Werner Sylten

born in Hergiswil on August 9, 1893 – died in Schloss Hartheim “euthanasia” institution on August 26, 1942
Persecuted person and Helper
Werner Sylten, undated.

Born in Switzerland, Werner Sylten was the son of a chemist. After studying theology, he entered social work and began running a home for girls in Thuringia in 1925. Sylten was close to the Religious Socialists and joined the Confessional Church. Classed as a “Mischling” (“half-breed”) by the Nuremberg race laws, he became a target of anti-Semitic attacks. He was dismissed in 1936.
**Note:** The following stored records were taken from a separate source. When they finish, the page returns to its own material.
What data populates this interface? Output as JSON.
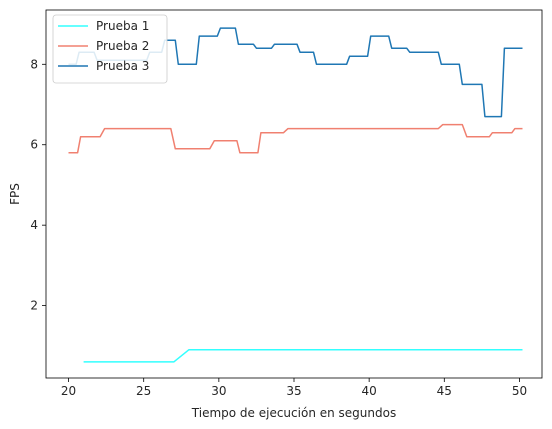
{
  "chart_data": {
    "type": "line",
    "title": "",
    "xlabel": "Tiempo de ejecución en segundos",
    "ylabel": "FPS",
    "xlim": [
      18.5,
      51.5
    ],
    "ylim": [
      0.2,
      9.35
    ],
    "xticks": [
      20,
      25,
      30,
      35,
      40,
      45,
      50
    ],
    "yticks": [
      2,
      4,
      6,
      8
    ],
    "grid": false,
    "legend_position": "top-left",
    "series": [
      {
        "name": "Prueba 1",
        "color": "#33ffff",
        "x": [
          21.0,
          27.0,
          28.0,
          50.2
        ],
        "y": [
          0.6,
          0.6,
          0.9,
          0.9
        ]
      },
      {
        "name": "Prueba 2",
        "color": "#f08070",
        "x": [
          20.0,
          20.6,
          20.8,
          22.1,
          22.4,
          26.8,
          27.1,
          29.4,
          29.7,
          31.2,
          31.4,
          32.6,
          32.8,
          34.3,
          34.6,
          44.6,
          44.9,
          46.2,
          46.5,
          48.0,
          48.2,
          49.5,
          49.7,
          50.2
        ],
        "y": [
          5.8,
          5.8,
          6.2,
          6.2,
          6.4,
          6.4,
          5.9,
          5.9,
          6.1,
          6.1,
          5.8,
          5.8,
          6.3,
          6.3,
          6.4,
          6.4,
          6.5,
          6.5,
          6.2,
          6.2,
          6.3,
          6.3,
          6.4,
          6.4
        ]
      },
      {
        "name": "Prueba 3",
        "color": "#1f77b4",
        "x": [
          20.0,
          20.5,
          20.7,
          21.7,
          21.9,
          22.9,
          23.1,
          24.0,
          24.2,
          25.2,
          25.4,
          26.2,
          26.4,
          27.1,
          27.3,
          28.5,
          28.7,
          29.9,
          30.1,
          31.1,
          31.3,
          32.3,
          32.5,
          33.5,
          33.7,
          35.2,
          35.4,
          36.3,
          36.5,
          38.5,
          38.7,
          39.9,
          40.1,
          41.3,
          41.5,
          42.5,
          42.7,
          43.7,
          43.9,
          44.6,
          44.8,
          46.0,
          46.2,
          47.5,
          47.7,
          48.8,
          49.0,
          50.2
        ],
        "y": [
          8.0,
          8.0,
          8.3,
          8.3,
          8.1,
          8.1,
          8.1,
          8.1,
          8.1,
          8.1,
          8.3,
          8.3,
          8.6,
          8.6,
          8.0,
          8.0,
          8.7,
          8.7,
          8.9,
          8.9,
          8.5,
          8.5,
          8.4,
          8.4,
          8.5,
          8.5,
          8.3,
          8.3,
          8.0,
          8.0,
          8.2,
          8.2,
          8.7,
          8.7,
          8.4,
          8.4,
          8.3,
          8.3,
          8.3,
          8.3,
          8.0,
          8.0,
          7.5,
          7.5,
          6.7,
          6.7,
          8.4,
          8.4
        ]
      }
    ]
  }
}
Sylten then ran the Thuringian office of the Confessional Church, until it was closed down by the Gestapo in 1938 and he had to leave Thuringia. Pastor Heinrich Grüber recruited him to work in the Church Aid Office for Protestant Non-Aryans in Berlin. There, Sylten provided pastoral support for racially persecuted people and helped them to emigrate. After Pastor Grüber’s arrest, Sylten took over the aid office’s management until he had to close it. He himself was arrested at the end of February 1941 and transferred to Dachau concentration camp after three months in pretrial detention. When he fell severely ill in the camp, Werner Sylten was taken to the Schloss Hartheim “euthanasia” institution near Linz in an “invalid transport” in August 1942 and murdered there.